3.- Il motivo è infondato ed, essenzialmente, perchè l’assunta violazione di legge si basa e presuppone una diversa valutazione e ricostruzione delle risultanze di causa (della CTU, dell’interpretazione del contratto, della prova testimoniale), censurabile – e solo entro certi limiti – sotto il profilo del vizio di motivazione, secondo il paradigma previsto per la formulazione di detto motivo.

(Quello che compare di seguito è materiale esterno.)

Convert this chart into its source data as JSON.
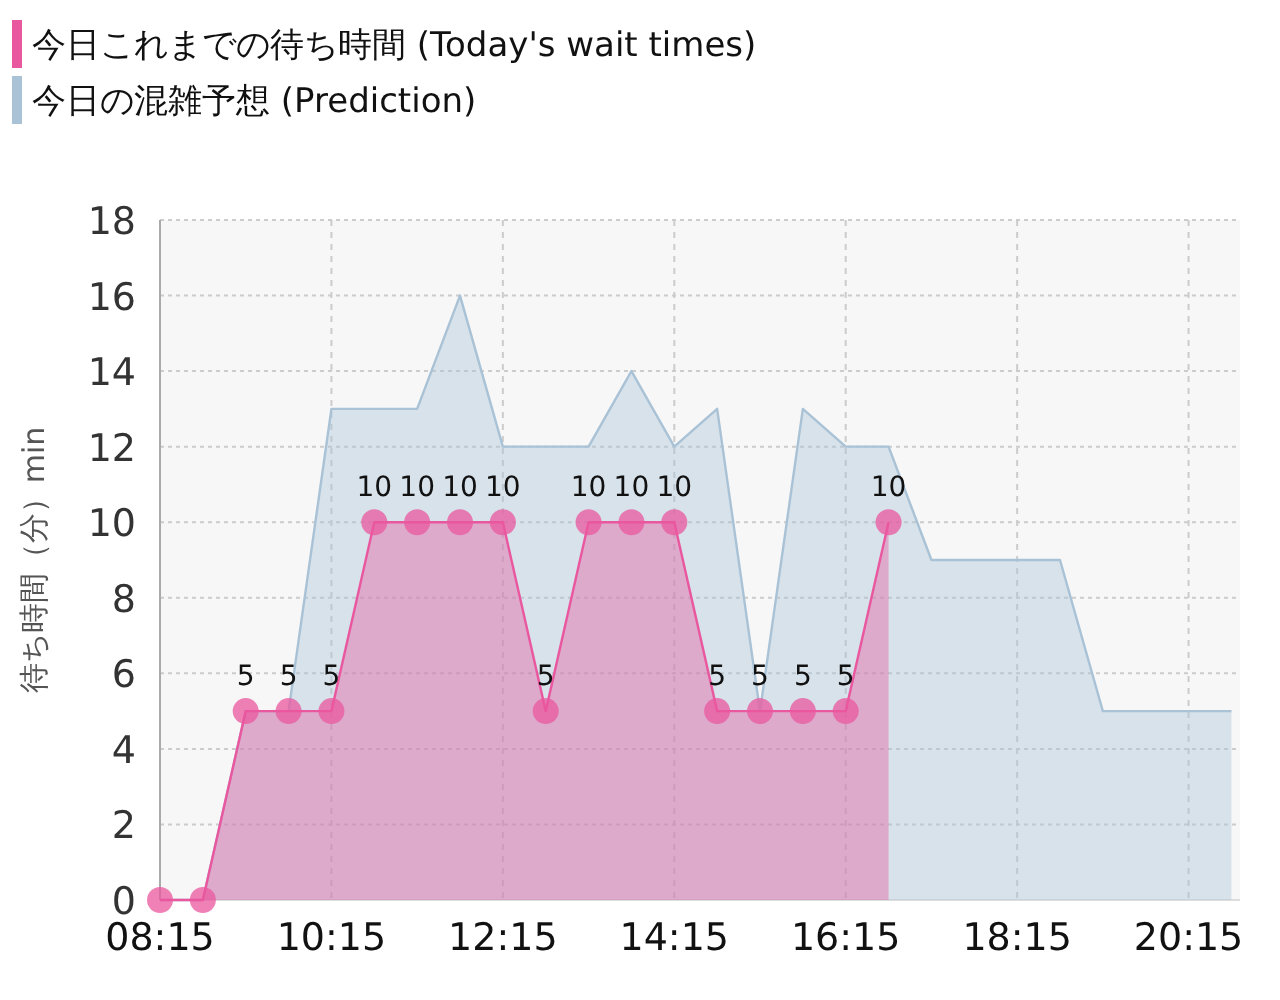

Va qui ribadito che, in tema di ricorso per cassazione, il vizio di violazione di legge consiste nella deduzione di un’erronea ricognizione, da parte del provvedimento impugnato, della fattispecie astratta recata da una norma di legge e quindi implica necessariamente un problema interpretativo della stessa (di qui la funzione di assicurare l’uniforme interpretazione della legge assegnata alla Corte di cassazione dall’art. 65 ord. giud.); viceversa, l’allegazione di un’erronea ricognizione della fattispecie concreta a mezzo delle risultanze di causa è esterna all’esatta interpretazione della norma di legge e impinge nella tipica valutazione del giudice di merito, la cui censura è possibile, in sede di legittimità, sotto l’aspetto del vizio di motivazione; il discrimine tra l’una e l’altra ipotesi – violazione di legge in senso proprio a causa dell’erronea ricognizione dell’astratta fattispecie normativa, ovvero erronea applicazione della legge in ragione della carente o contraddittoria ricostruzione della fattispecie concreta – è segnato, in modo evidente, dal fatto che solo quest’ultima censura, e non anche la prima, è mediata dalla contestata valutazione delle risultanze di causa (in tal senso essenzialmente cfr., Cass. n. 16698 e 7394 del 2010).

In definitiva, il ricorso va rigettato e il ricorrente condannato al pagamento delle spese del presente giudizio di cassazione che vengono liquidate con il dispositivo.

PQM

 

La Corte rigetta il ricorso, condanna il ricorrente a rimborsare a parte controricorrente le spese del presente giudizio di cassazione che liquida in Euro 2.200,00 di cui Euro 200,00 per esborsi oltre spese generali pari al 15% del compenso ed accessori come per legge.